Initializing a std::array with a constant value

std::array fill
std::array constructor
std::array 2d
std::array size
c std::array initialization
std::make_array
std::array copy
std::array find

I need to initialize all elements of a std::array with a constant value, like it can be done with std::vector.

#include <vector>
#include <array>

int main()
{
  std::vector<int> v(10, 7);    // OK
  std::array<int, 10> a(7);     // does not compile, pretty frustrating
}

Is there a way to do this elegantly?

Right now I'm using this:

std::array<int, 10> a;
for (auto & v : a)
  v = 7;

but I'd like to avoid using explicit code for the initialisation.

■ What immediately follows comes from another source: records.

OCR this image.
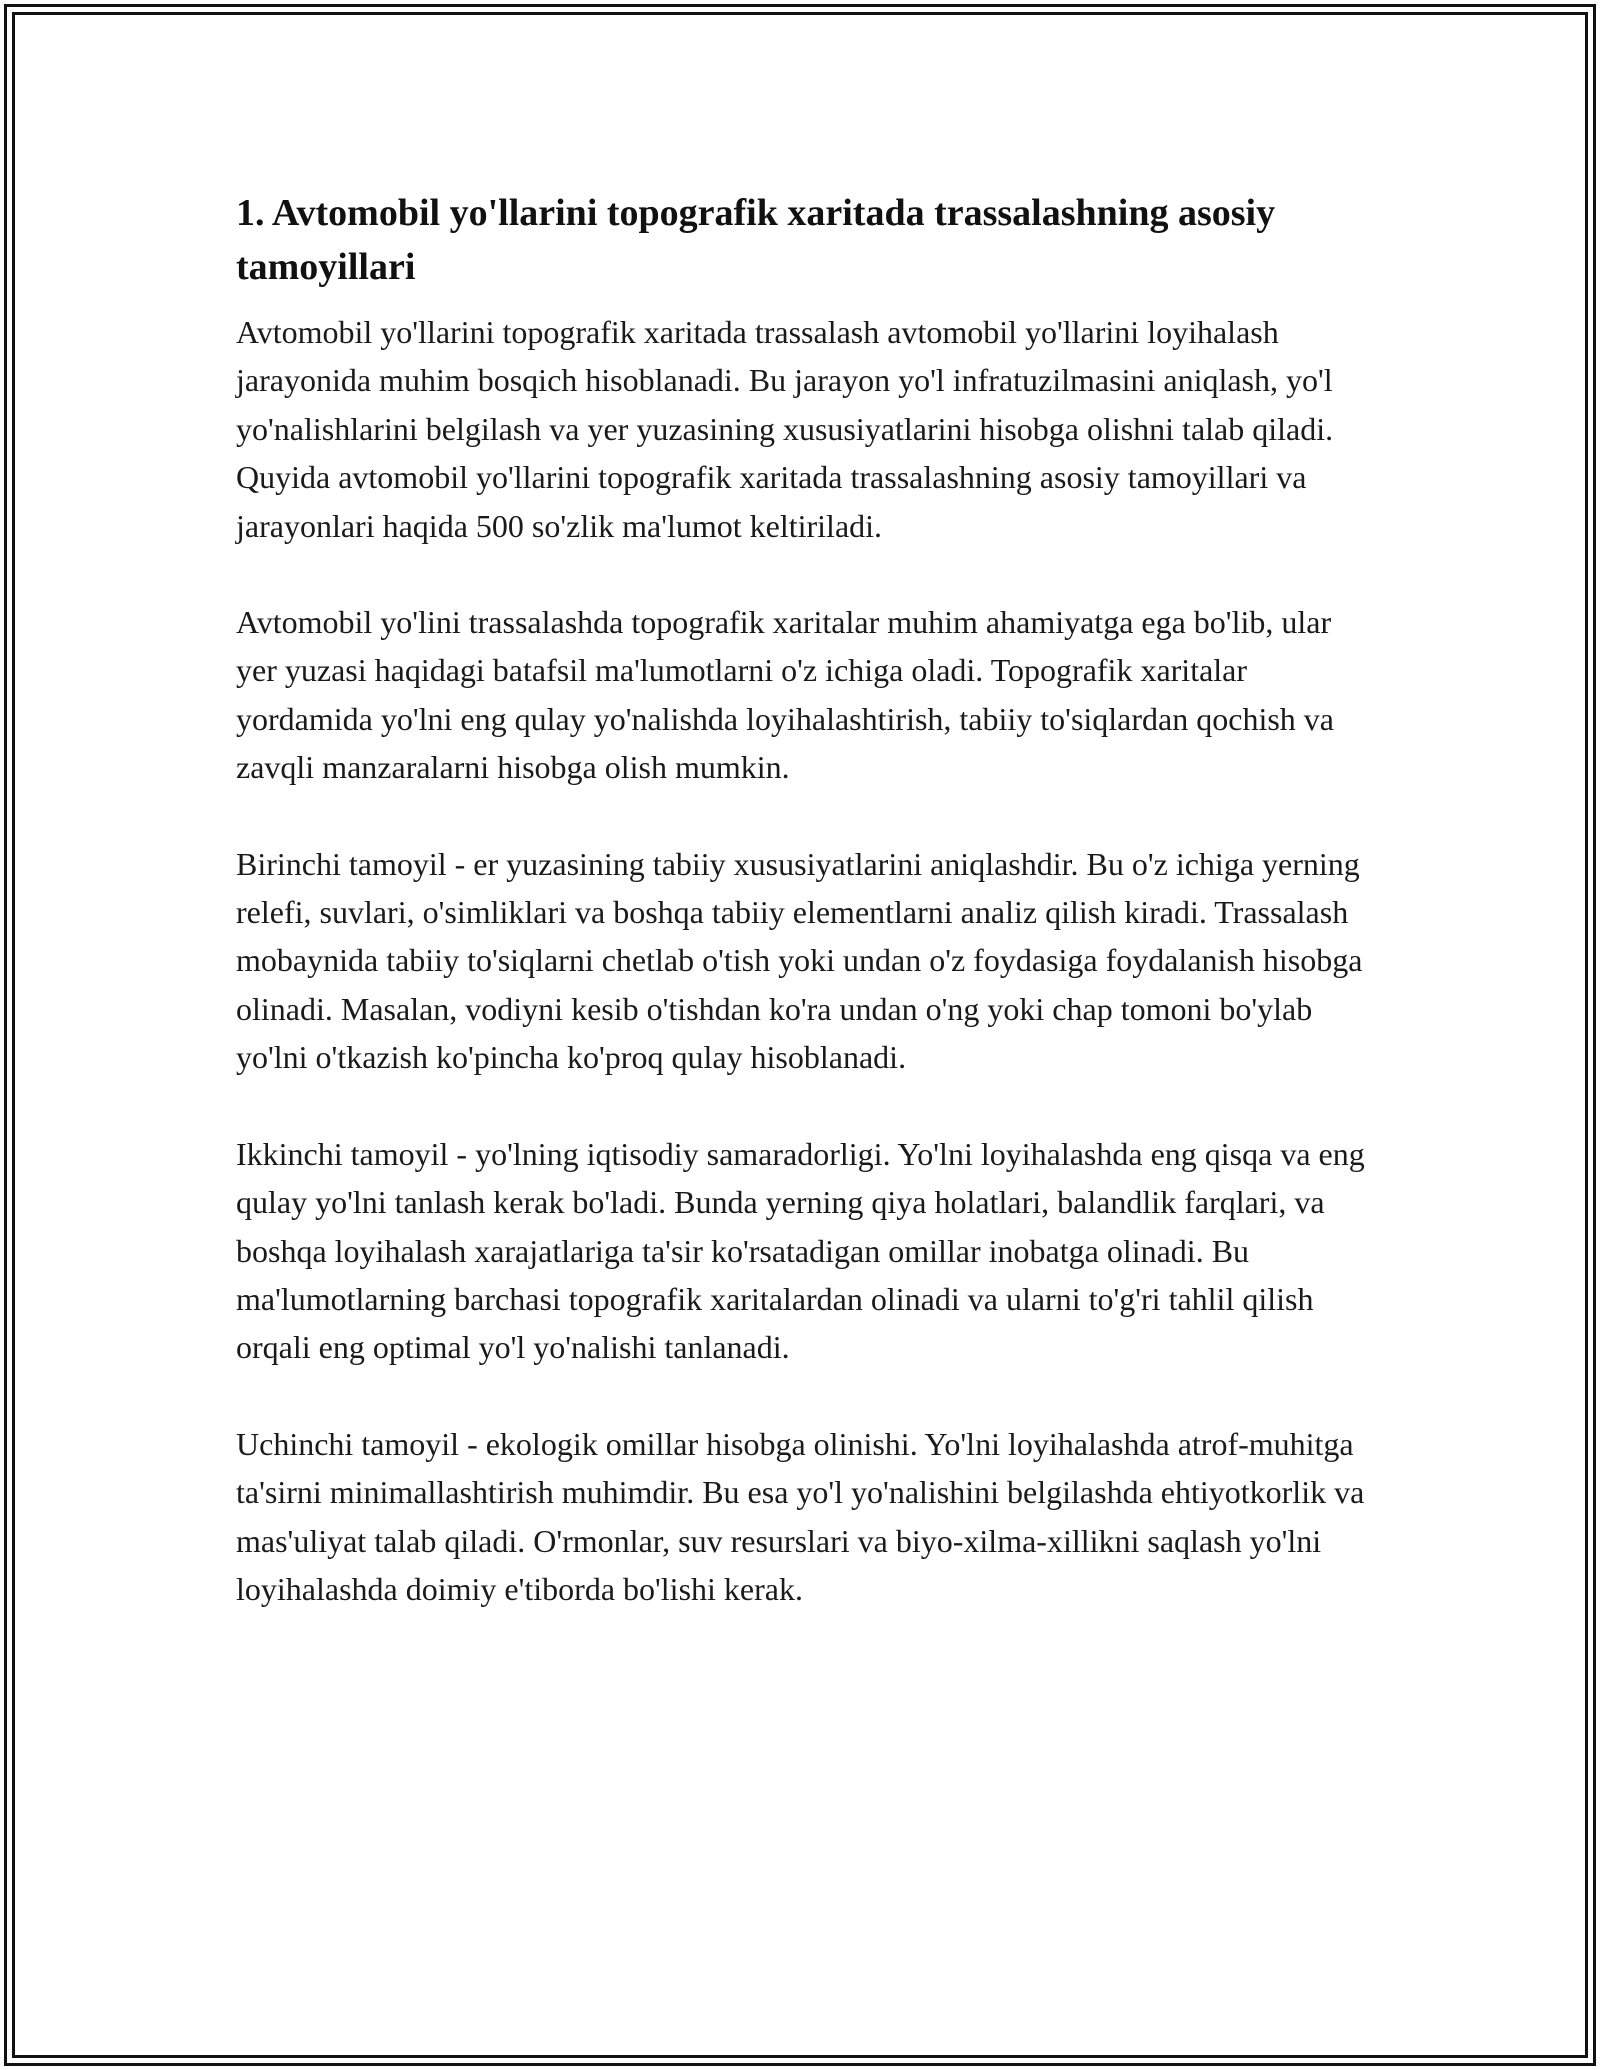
1. Avtomobil yo'llarini topografik xaritada trassalashning asosiy tamoyillari

Avtomobil yo'llarini topografik xaritada trassalash avtomobil yo'llarini loyihalash jarayonida muhim bosqich hisoblanadi. Bu jarayon yo'l infratuzilmasini aniqlash, yo'l yo'nalishlarini belgilash va yer yuzasining xususiyatlarini hisobga olishni talab qiladi. Quyida avtomobil yo'llarini topografik xaritada trassalashning asosiy tamoyillari va jarayonlari haqida 500 so'zlik ma'lumot keltiriladi.

Avtomobil yo'lini trassalashda topografik xaritalar muhim ahamiyatga ega bo'lib, ular yer yuzasi haqidagi batafsil ma'lumotlarni o'z ichiga oladi. Topografik xaritalar yordamida yo'lni eng qulay yo'nalishda loyihalashtirish, tabiiy to'siqlardan qochish va zavqli manzaralarni hisobga olish mumkin.

Birinchi tamoyil - er yuzasining tabiiy xususiyatlarini aniqlashdir. Bu o'z ichiga yerning relefi, suvlari, o'simliklari va boshqa tabiiy elementlarni analiz qilish kiradi. Trassalash mobaynida tabiiy to'siqlarni chetlab o'tish yoki undan o'z foydasiga foydalanish hisobga olinadi. Masalan, vodiyni kesib o'tishdan ko'ra undan o'ng yoki chap tomoni bo'ylab yo'lni o'tkazish ko'pincha ko'proq qulay hisoblanadi.

Ikkinchi tamoyil - yo'lning iqtisodiy samaradorligi. Yo'lni loyihalashda eng qisqa va eng qulay yo'lni tanlash kerak bo'ladi. Bunda yerning qiya holatlari, balandlik farqlari, va boshqa loyihalash xarajatlariga ta'sir ko'rsatadigan omillar inobatga olinadi. Bu ma'lumotlarning barchasi topografik xaritalardan olinadi va ularni to'g'ri tahlil qilish orqali eng optimal yo'l yo'nalishi tanlanadi.

Uchinchi tamoyil - ekologik omillar hisobga olinishi. Yo'lni loyihalashda atrof-muhitga ta'sirni minimallashtirish muhimdir. Bu esa yo'l yo'nalishini belgilashda ehtiyotkorlik va mas'uliyat talab qiladi. O'rmonlar, suv resurslari va biyo-xilma-xillikni saqlash yo'lni loyihalashda doimiy e'tiborda bo'lishi kerak.
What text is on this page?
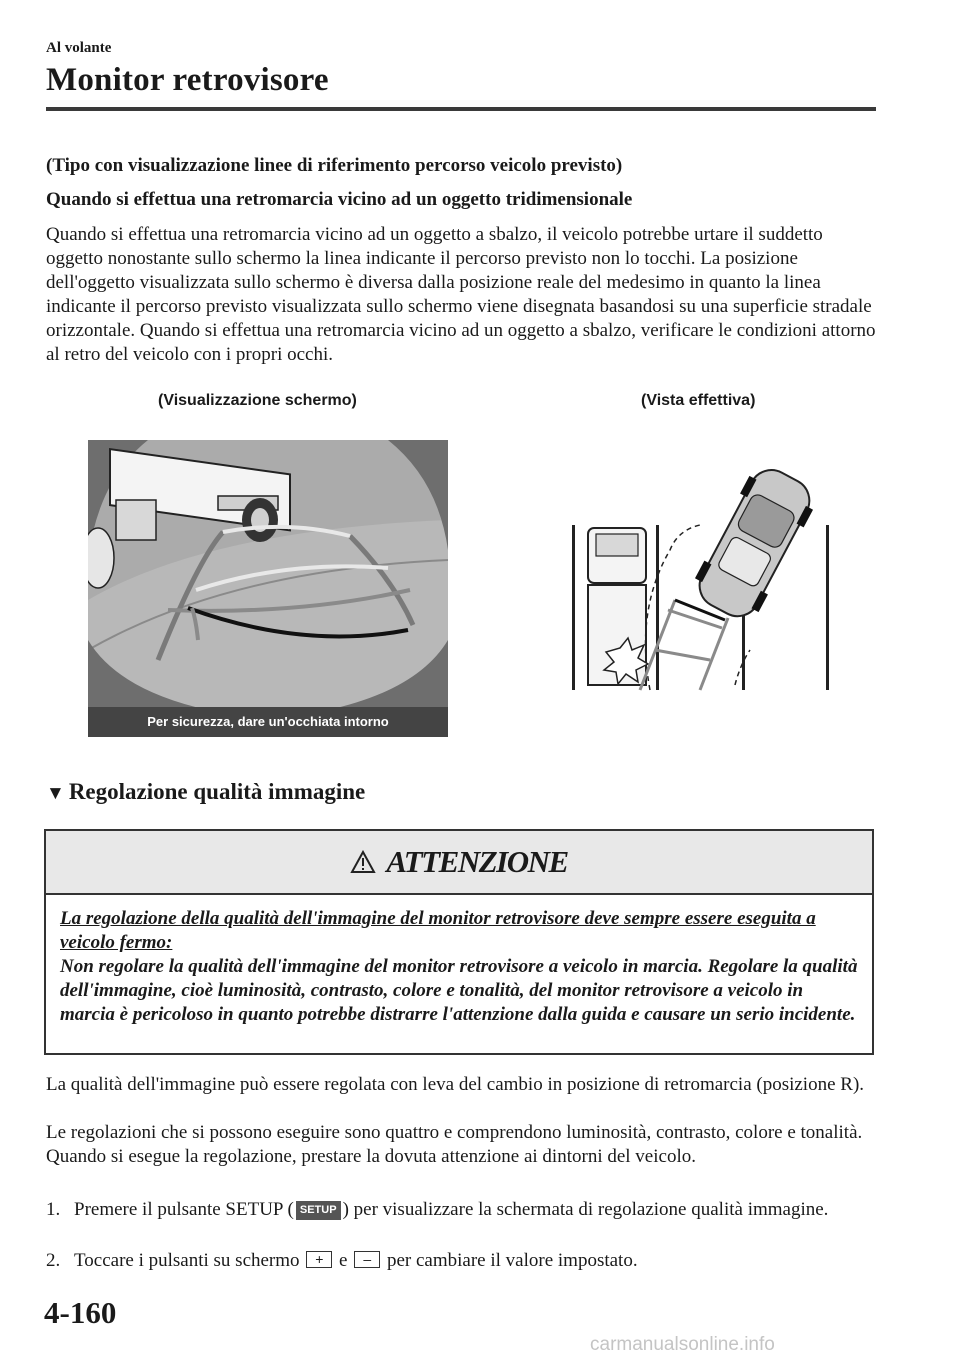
Al volante
Monitor retrovisore
(Tipo con visualizzazione linee di riferimento percorso veicolo previsto)
Quando si effettua una retromarcia vicino ad un oggetto tridimensionale
Quando si effettua una retromarcia vicino ad un oggetto a sbalzo, il veicolo potrebbe urtare il suddetto oggetto nonostante sullo schermo la linea indicante il percorso previsto non lo tocchi. La posizione dell'oggetto visualizzata sullo schermo è diversa dalla posizione reale del medesimo in quanto la linea indicante il percorso previsto visualizzata sullo schermo viene disegnata basandosi su una superficie stradale orizzontale. Quando si effettua una retromarcia vicino ad un oggetto a sbalzo, verificare le condizioni attorno al retro del veicolo con i propri occhi.
(Visualizzazione schermo)	(Vista effettiva)
Per sicurezza, dare un'occhiata intorno
▼ Regolazione qualità immagine
ATTENZIONE
La regolazione della qualità dell'immagine del monitor retrovisore deve sempre essere eseguita a veicolo fermo:
Non regolare la qualità dell'immagine del monitor retrovisore a veicolo in marcia. Regolare la qualità dell'immagine, cioè luminosità, contrasto, colore e tonalità, del monitor retrovisore a veicolo in marcia è pericoloso in quanto potrebbe distrarre l'attenzione dalla guida e causare un serio incidente.
La qualità dell'immagine può essere regolata con leva del cambio in posizione di retromarcia (posizione R).
Le regolazioni che si possono eseguire sono quattro e comprendono luminosità, contrasto, colore e tonalità. Quando si esegue la regolazione, prestare la dovuta attenzione ai dintorni del veicolo.
1. Premere il pulsante SETUP ( SETUP ) per visualizzare la schermata di regolazione qualità immagine.
2. Toccare i pulsanti su schermo + e – per cambiare il valore impostato.
4-160
carmanualsonline.info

With std::index_sequence, you might do:

namespace detail
{
    template <typename T, std::size_t ... Is>
    constexpr std::array<T, sizeof...(Is)>
    create_array(T value, std::index_sequence<Is...>)
    {
        // cast Is to void to remove the warning: unused value
        return {{(static_cast<void>(Is), value)...}};
    }
}

template <std::size_t N, typename T>
constexpr std::array<T, N> create_array(const T& value)
{
    return detail::create_array(value, std::make_index_sequence<N>());
}

With usage

auto a = create_array<10 /*, int*/>(7); // auto is std::array<int, 10>

Which, contrary to std::fill solution, handle non default constructible type.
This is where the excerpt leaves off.